Driven by a pressing enterprise need for digital sovereignty, big players like SAP were quick to look at what OpenBao had to offer. Fast forward to today, and that interest has grown rapidly worldwide. Just recently, heavyweights including Nvidia, Broadcom, and GitLab have publicly announced their support and adoption of the project. 

A number of open source security specialist vendors, such as ControlPlane, have also come to the table to provide more affordable enterprise support and have hired core maintainers.

Roadmap reality

So what is the roadmap here? 

Alsari: Have events taken the wind out of OpenBao’s sails? No… the community has kept trucking over the last couple of years with heads down, consistently shipping robust releases.

One of the project’s primary goals is to achieve true enterprise feature parity with upstream – encompassing high availability and disaster recovery (HA/DR), multi-tenant namespacing, Hardware Security Module (HSM) support and more – while keeping it all free and completely open.

While maintaining API compatibility remains a core objective, the development team has realised that without the rigid constraints of formal backwards compatibility, innovation can happen at a substantially faster pace. 

With a healthy contingent of ex-HashiCorp developers, partners, and resellers now fully on board, the project’s brain trust knows exactly where the enterprise pain points are and where the real market demand lies.

New innovations

A case in point is OpenBao version 2.6, but why is this so?

One of the standout features landing in v2.6 is the introduction of server-side workflows.
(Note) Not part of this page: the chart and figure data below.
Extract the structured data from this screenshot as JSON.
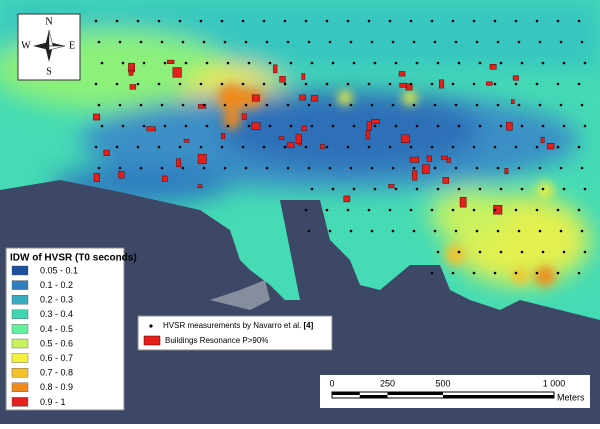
{
  "compass": {
    "north": "N",
    "south": "S",
    "east": "E",
    "west": "W"
  },
  "legend": {
    "title": "IDW of HVSR (T0 seconds)",
    "items": [
      {
        "label": "0.05 - 0.1",
        "color": "#1c4f9e"
      },
      {
        "label": "0.1 - 0.2",
        "color": "#2f7fbf"
      },
      {
        "label": "0.2 - 0.3",
        "color": "#35acc2"
      },
      {
        "label": "0.3 - 0.4",
        "color": "#3ed6b2"
      },
      {
        "label": "0.4 - 0.5",
        "color": "#63f09c"
      },
      {
        "label": "0.5 - 0.6",
        "color": "#c9f25e"
      },
      {
        "label": "0.6 - 0.7",
        "color": "#f4f23e"
      },
      {
        "label": "0.7 - 0.8",
        "color": "#f5c22e"
      },
      {
        "label": "0.8 - 0.9",
        "color": "#ef8a1f"
      },
      {
        "label": "0.9 - 1",
        "color": "#e3201c"
      }
    ]
  },
  "points_legend": {
    "measurements": "HVSR measurements by Navarro et al.",
    "reference": "[4]",
    "buildings": "Buildings Resonance P>90%"
  },
  "scale_bar": {
    "labels": [
      "0",
      "250",
      "500",
      "1 000"
    ],
    "unit": "Meters"
  }
}
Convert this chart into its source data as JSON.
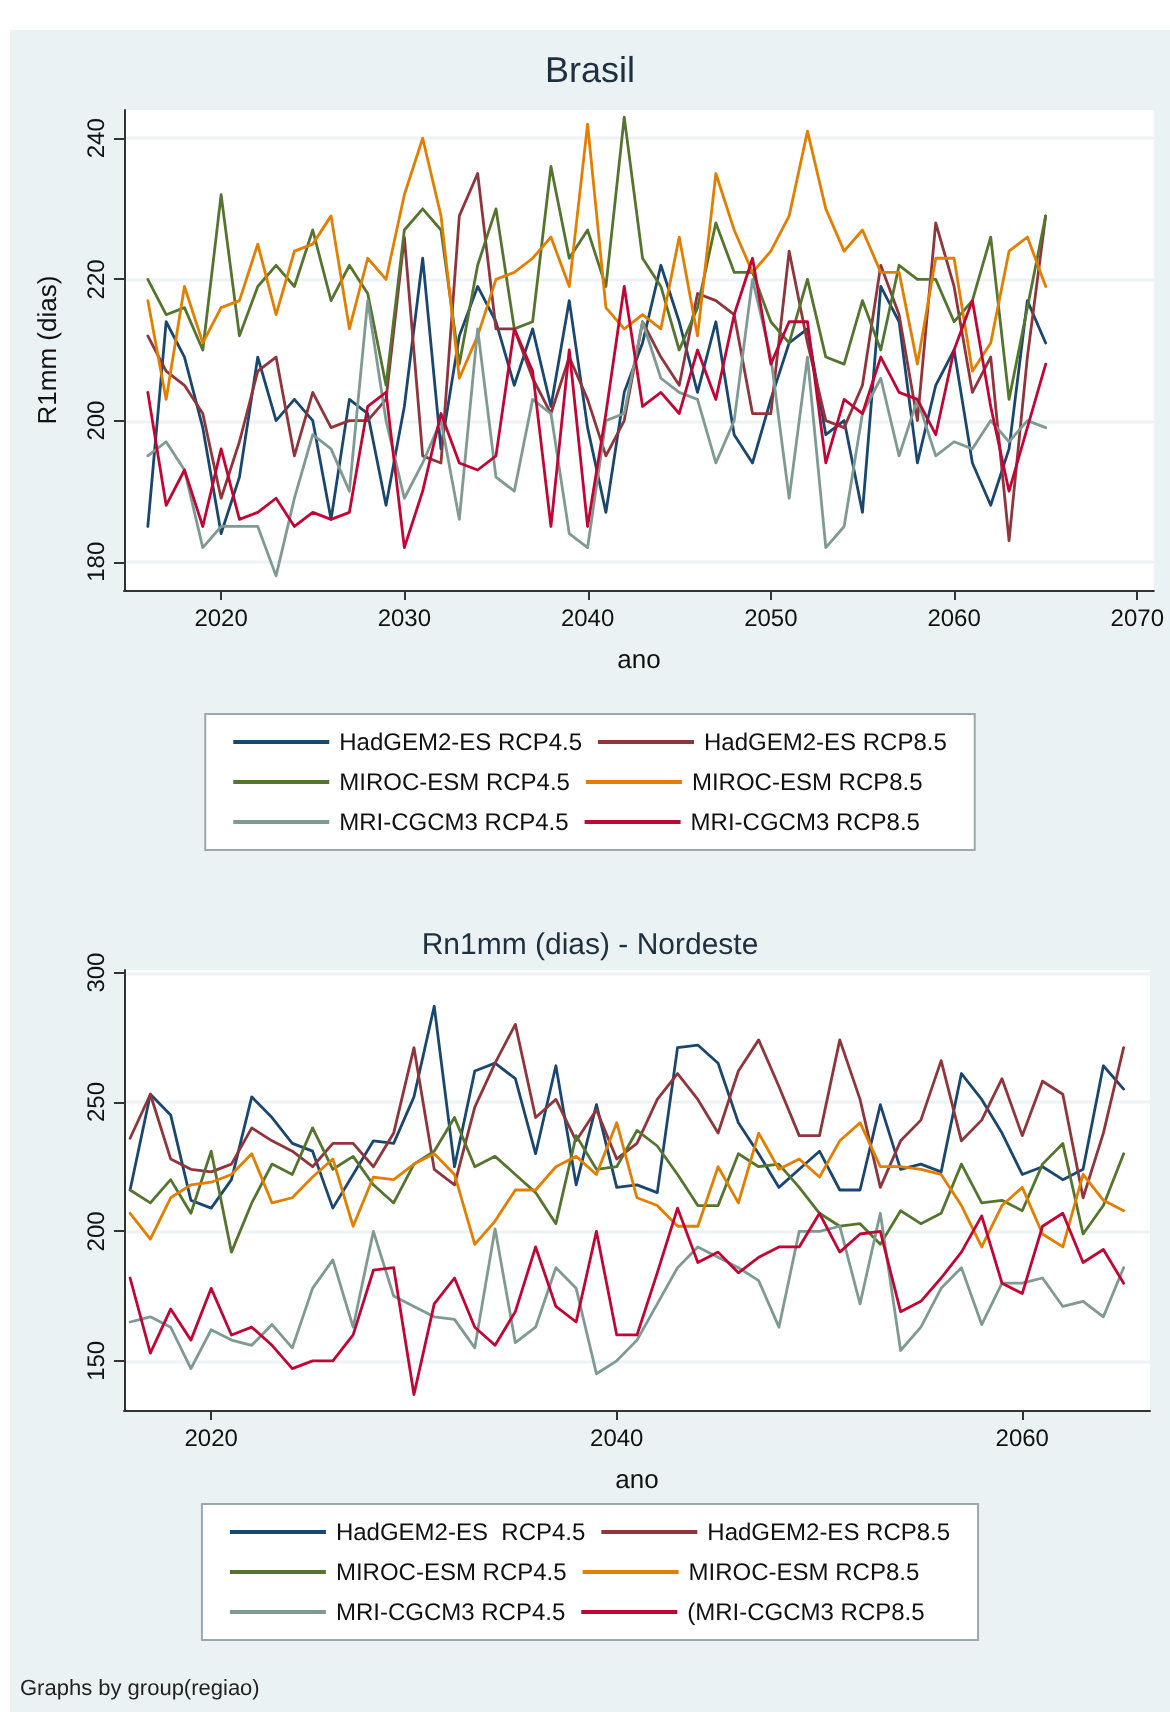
{
  "chart_data": [
    {
      "type": "line",
      "title": "Brasil",
      "xlabel": "ano",
      "ylabel": "R1mm (dias)",
      "grid": "y",
      "legend": "bottom",
      "x": [
        2016,
        2017,
        2018,
        2019,
        2020,
        2021,
        2022,
        2023,
        2024,
        2025,
        2026,
        2027,
        2028,
        2029,
        2030,
        2031,
        2032,
        2033,
        2034,
        2035,
        2036,
        2037,
        2038,
        2039,
        2040,
        2041,
        2042,
        2043,
        2044,
        2045,
        2046,
        2047,
        2048,
        2049,
        2050,
        2051,
        2052,
        2053,
        2054,
        2055,
        2056,
        2057,
        2058,
        2059,
        2060,
        2061,
        2062,
        2063,
        2064,
        2065
      ],
      "xlim": [
        2014.7,
        2070.9
      ],
      "xticks": [
        2020,
        2030,
        2040,
        2050,
        2060,
        2070
      ],
      "ylim": [
        176,
        244
      ],
      "yticks": [
        180,
        200,
        220,
        240
      ],
      "series": [
        {
          "name": "HadGEM2-ES RCP4.5",
          "color": "#1a476f",
          "values": [
            185,
            214,
            209,
            199,
            184,
            192,
            209,
            200,
            203,
            200,
            186,
            203,
            201,
            188,
            202,
            223,
            196,
            212,
            219,
            214,
            205,
            213,
            202,
            217,
            199,
            187,
            204,
            211,
            222,
            214,
            204,
            214,
            198,
            194,
            203,
            211,
            213,
            198,
            200,
            187,
            219,
            214,
            194,
            205,
            210,
            194,
            188,
            196,
            217,
            211
          ]
        },
        {
          "name": "HadGEM2-ES RCP8.5",
          "color": "#90353b",
          "values": [
            212,
            207,
            205,
            201,
            189,
            197,
            207,
            209,
            195,
            204,
            199,
            200,
            200,
            203,
            226,
            195,
            194,
            229,
            235,
            213,
            213,
            206,
            201,
            209,
            203,
            195,
            200,
            214,
            209,
            205,
            218,
            217,
            215,
            201,
            201,
            224,
            211,
            200,
            199,
            205,
            222,
            215,
            200,
            228,
            219,
            204,
            209,
            183,
            209,
            229
          ]
        },
        {
          "name": "MIROC-ESM RCP4.5",
          "color": "#55752f",
          "values": [
            220,
            215,
            216,
            210,
            232,
            212,
            219,
            222,
            219,
            227,
            217,
            222,
            218,
            205,
            227,
            230,
            227,
            208,
            222,
            230,
            213,
            214,
            236,
            223,
            227,
            219,
            243,
            223,
            219,
            210,
            216,
            228,
            221,
            221,
            214,
            211,
            220,
            209,
            208,
            217,
            210,
            222,
            220,
            220,
            214,
            217,
            226,
            203,
            216,
            229
          ]
        },
        {
          "name": "MIROC-ESM RCP8.5",
          "color": "#e37e00",
          "values": [
            217,
            203,
            219,
            211,
            216,
            217,
            225,
            215,
            224,
            225,
            229,
            213,
            223,
            220,
            232,
            240,
            229,
            206,
            212,
            220,
            221,
            223,
            226,
            219,
            242,
            216,
            213,
            215,
            213,
            226,
            212,
            235,
            227,
            221,
            224,
            229,
            241,
            230,
            224,
            227,
            221,
            221,
            208,
            223,
            223,
            207,
            211,
            224,
            226,
            219
          ]
        },
        {
          "name": "MRI-CGCM3 RCP4.5",
          "color": "#7f9a92",
          "values": [
            195,
            197,
            193,
            182,
            185,
            185,
            185,
            178,
            189,
            198,
            196,
            190,
            217,
            200,
            189,
            194,
            200,
            186,
            213,
            192,
            190,
            203,
            201,
            184,
            182,
            200,
            201,
            214,
            206,
            204,
            203,
            194,
            200,
            220,
            209,
            189,
            209,
            182,
            185,
            201,
            206,
            195,
            203,
            195,
            197,
            196,
            200,
            197,
            200,
            199
          ]
        },
        {
          "name": "MRI-CGCM3 RCP8.5",
          "color": "#c10534",
          "values": [
            204,
            188,
            193,
            185,
            196,
            186,
            187,
            189,
            185,
            187,
            186,
            187,
            202,
            204,
            182,
            190,
            201,
            194,
            193,
            195,
            213,
            207,
            185,
            210,
            185,
            201,
            219,
            202,
            204,
            201,
            210,
            203,
            215,
            223,
            208,
            214,
            214,
            194,
            203,
            201,
            209,
            204,
            203,
            198,
            210,
            217,
            202,
            190,
            199,
            208
          ]
        }
      ]
    },
    {
      "type": "line",
      "title": "Rn1mm (dias) - Nordeste",
      "xlabel": "ano",
      "grid": "y",
      "legend": "bottom",
      "annotations": [
        "Graphs by group(regiao)"
      ],
      "x": [
        2016,
        2017,
        2018,
        2019,
        2020,
        2021,
        2022,
        2023,
        2024,
        2025,
        2026,
        2027,
        2028,
        2029,
        2030,
        2031,
        2032,
        2033,
        2034,
        2035,
        2036,
        2037,
        2038,
        2039,
        2040,
        2041,
        2042,
        2043,
        2044,
        2045,
        2046,
        2047,
        2048,
        2049,
        2050,
        2051,
        2052,
        2053,
        2054,
        2055,
        2056,
        2057,
        2058,
        2059,
        2060,
        2061,
        2062,
        2063,
        2064,
        2065
      ],
      "xlim": [
        2015.7,
        2066.3
      ],
      "xticks": [
        2020,
        2040,
        2060
      ],
      "ylim": [
        131,
        301
      ],
      "yticks": [
        150,
        200,
        250,
        300
      ],
      "series": [
        {
          "name": "HadGEM2-ES  RCP4.5",
          "color": "#1a476f",
          "values": [
            216,
            253,
            245,
            212,
            209,
            220,
            252,
            244,
            234,
            231,
            209,
            222,
            235,
            234,
            252,
            287,
            225,
            262,
            265,
            259,
            230,
            264,
            218,
            249,
            217,
            218,
            215,
            271,
            272,
            265,
            242,
            230,
            217,
            224,
            231,
            216,
            216,
            249,
            224,
            226,
            223,
            261,
            251,
            238,
            222,
            225,
            220,
            224,
            264,
            255
          ]
        },
        {
          "name": "HadGEM2-ES RCP8.5",
          "color": "#90353b",
          "values": [
            236,
            253,
            228,
            224,
            223,
            226,
            240,
            235,
            231,
            225,
            234,
            234,
            225,
            238,
            271,
            224,
            218,
            248,
            265,
            280,
            244,
            251,
            235,
            247,
            228,
            234,
            251,
            261,
            251,
            238,
            262,
            274,
            256,
            237,
            237,
            274,
            251,
            217,
            235,
            243,
            266,
            235,
            243,
            259,
            237,
            258,
            253,
            213,
            238,
            271
          ]
        },
        {
          "name": "MIROC-ESM RCP4.5",
          "color": "#55752f",
          "values": [
            216,
            211,
            220,
            207,
            231,
            192,
            211,
            226,
            222,
            240,
            224,
            229,
            218,
            211,
            226,
            231,
            244,
            225,
            229,
            222,
            215,
            203,
            237,
            224,
            225,
            239,
            233,
            222,
            210,
            210,
            230,
            225,
            226,
            217,
            207,
            202,
            203,
            195,
            208,
            203,
            207,
            226,
            211,
            212,
            208,
            226,
            234,
            199,
            210,
            230
          ]
        },
        {
          "name": "MIROC-ESM RCP8.5",
          "color": "#e37e00",
          "values": [
            207,
            197,
            213,
            218,
            219,
            222,
            230,
            211,
            213,
            221,
            228,
            202,
            221,
            220,
            226,
            230,
            222,
            195,
            204,
            216,
            216,
            225,
            229,
            222,
            242,
            213,
            210,
            202,
            202,
            225,
            211,
            238,
            224,
            228,
            221,
            235,
            242,
            225,
            225,
            224,
            222,
            210,
            194,
            210,
            217,
            199,
            194,
            222,
            212,
            208
          ]
        },
        {
          "name": "MRI-CGCM3 RCP4.5",
          "color": "#7f9a92",
          "values": [
            165,
            167,
            163,
            147,
            162,
            158,
            156,
            164,
            155,
            178,
            189,
            163,
            200,
            175,
            171,
            167,
            166,
            155,
            201,
            157,
            163,
            186,
            178,
            145,
            150,
            158,
            172,
            186,
            194,
            190,
            186,
            181,
            163,
            200,
            200,
            202,
            172,
            207,
            154,
            163,
            178,
            186,
            164,
            180,
            180,
            182,
            171,
            173,
            167,
            186
          ]
        },
        {
          "name": "(MRI-CGCM3 RCP8.5",
          "color": "#c10534",
          "values": [
            182,
            153,
            170,
            158,
            178,
            160,
            163,
            156,
            147,
            150,
            150,
            160,
            185,
            186,
            137,
            172,
            182,
            163,
            156,
            169,
            194,
            171,
            165,
            200,
            160,
            160,
            184,
            209,
            188,
            192,
            184,
            190,
            194,
            194,
            207,
            192,
            199,
            200,
            169,
            173,
            182,
            192,
            206,
            180,
            176,
            202,
            207,
            188,
            193,
            180
          ]
        }
      ]
    }
  ]
}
This function is specifically designed to allow platform teams to implement their own organisation-governed, self-service models.

In many real-world enterprise scenarios, strict organisational security policy dictates that secrets must be rotated within a specific time period or perhaps annotated with highly specific metadata for audit and reporting purposes. Server-side workflows directly address this, allowing platform engineering teams to seamlessly customise OpenBao to their specific organisational needs using a number of modular building blocks.

As Alex Scheel, a core OpenBao maintainer, puts it, “By introducing server-side workflows, the project provides platform teams with the exact building blocks needed to enforce compliance without becoming a bottleneck. It is fundamentally about customising the security platform to fit complex organisational needs, rather than forcing an organisation to bend to the limitations of the tool.”

With strong community backing, a suite of enterprise-grade features, and an increasingly global footprint, OpenBao appears to be proving that sometimes the best way to predict a project’s future is to fork it and build it independently.